It looks like simple yeast rafts to me. Like on the tops of beers in secondary that folks ALSO panic and think are infected when they are perfectly fine.
They look perfectly fine, I see no reason not to use them.
Tasting/smelling starters doesn't really tell you anything, unless you boiled the starter wort with some hop pellets, the unhobbed starter beer will start to sour within a few hours to a couple days. That doesn't mean there's anything wrong with the starter, it's just that unhopped beer will turn sour pretty quickly.
If you have no reason to believe the yeast is infected (i.e. improper sanitization practices for instance) then there's no reason to believe it would be infected.
You're pitching yeast and it's fermenting quickly, there's really no time for an infection to take hold.
Guys, I can't stress this enough, fermentation is usually ugly and smelly even when everything is fine
a little bit of something on the surface, a funky smell, doesn't mean there's anything wrong. It is really hard to ruin your beer. Infections are NOT the norm, so expecting them to lurk under every corner is just not worth the hassle.

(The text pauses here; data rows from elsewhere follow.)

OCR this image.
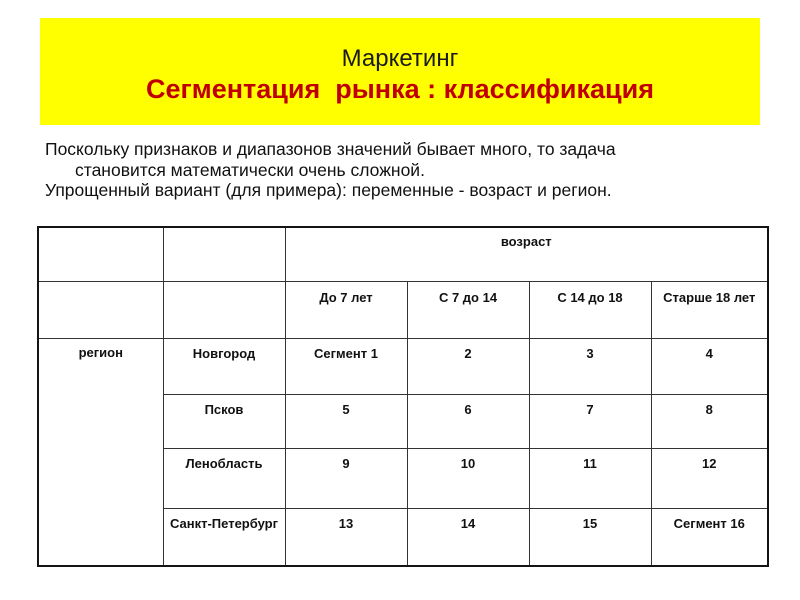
Маркетинг
Сегментация  рынка : классификация

Поскольку признаков и диапазонов значений бывает много, то задача
становится математически очень сложной.

Упрощенный вариант (для примера): переменные - возраст и регион.

		возраст			
		До 7 лет	С 7 до 14	С 14 до 18	Старше 18 лет
регион	Новгород	Сегмент 1	2	3	4
	Псков	5	6	7	8
	Ленобласть	9	10	11	12
	Санкт-Петербург	13	14	15	Сегмент 16
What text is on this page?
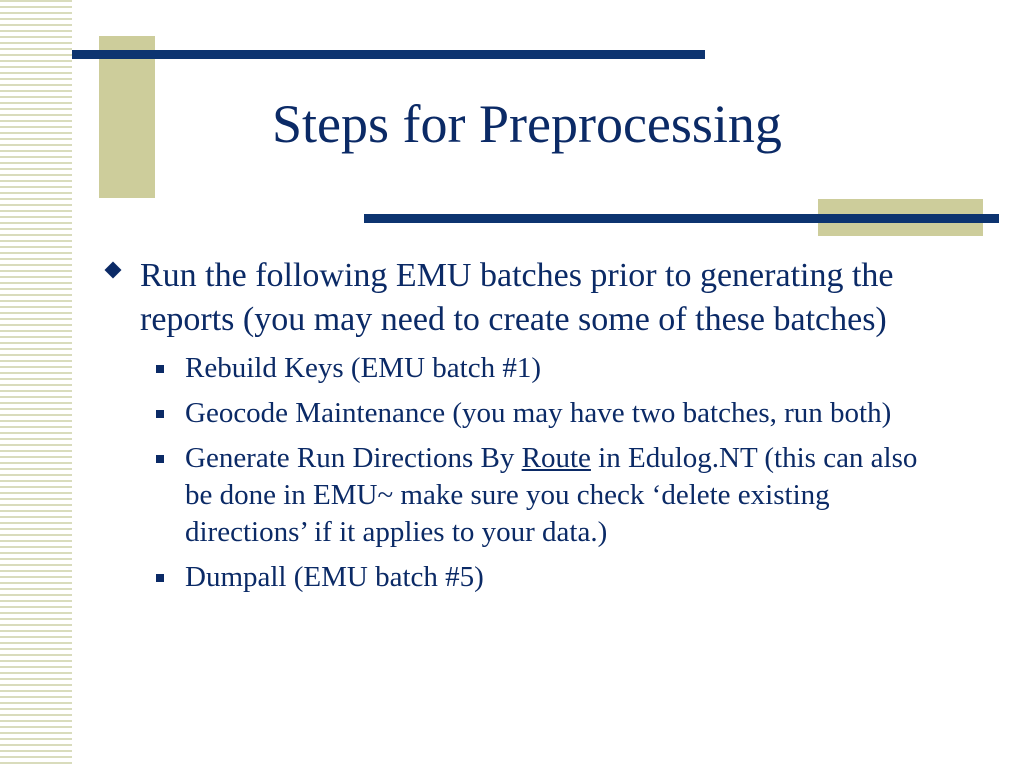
Steps for Preprocessing
Run the following EMU batches prior to generating the reports (you may need to create some of these batches)
Rebuild Keys (EMU batch #1)
Geocode Maintenance (you may have two batches, run both)
Generate Run Directions By Route in Edulog.NT (this can also be done in EMU~ make sure you check ‘delete existing directions’ if it applies to your data.)
Dumpall (EMU batch #5)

Try to assume everything is fine, not that you are one second a way from death and doom, because 99.99% of the time, EVERYTHING IS FINE!
If you've taken basic sanitary precautions, then there's nothing to stress out for.
Your yeast wants to work for you, it's dna is such that that is all it knows.
Since nothing pathogenic can exist in beer, you can take the idea of getting sick from anything we do in brewing, you can also take that option off the table as well.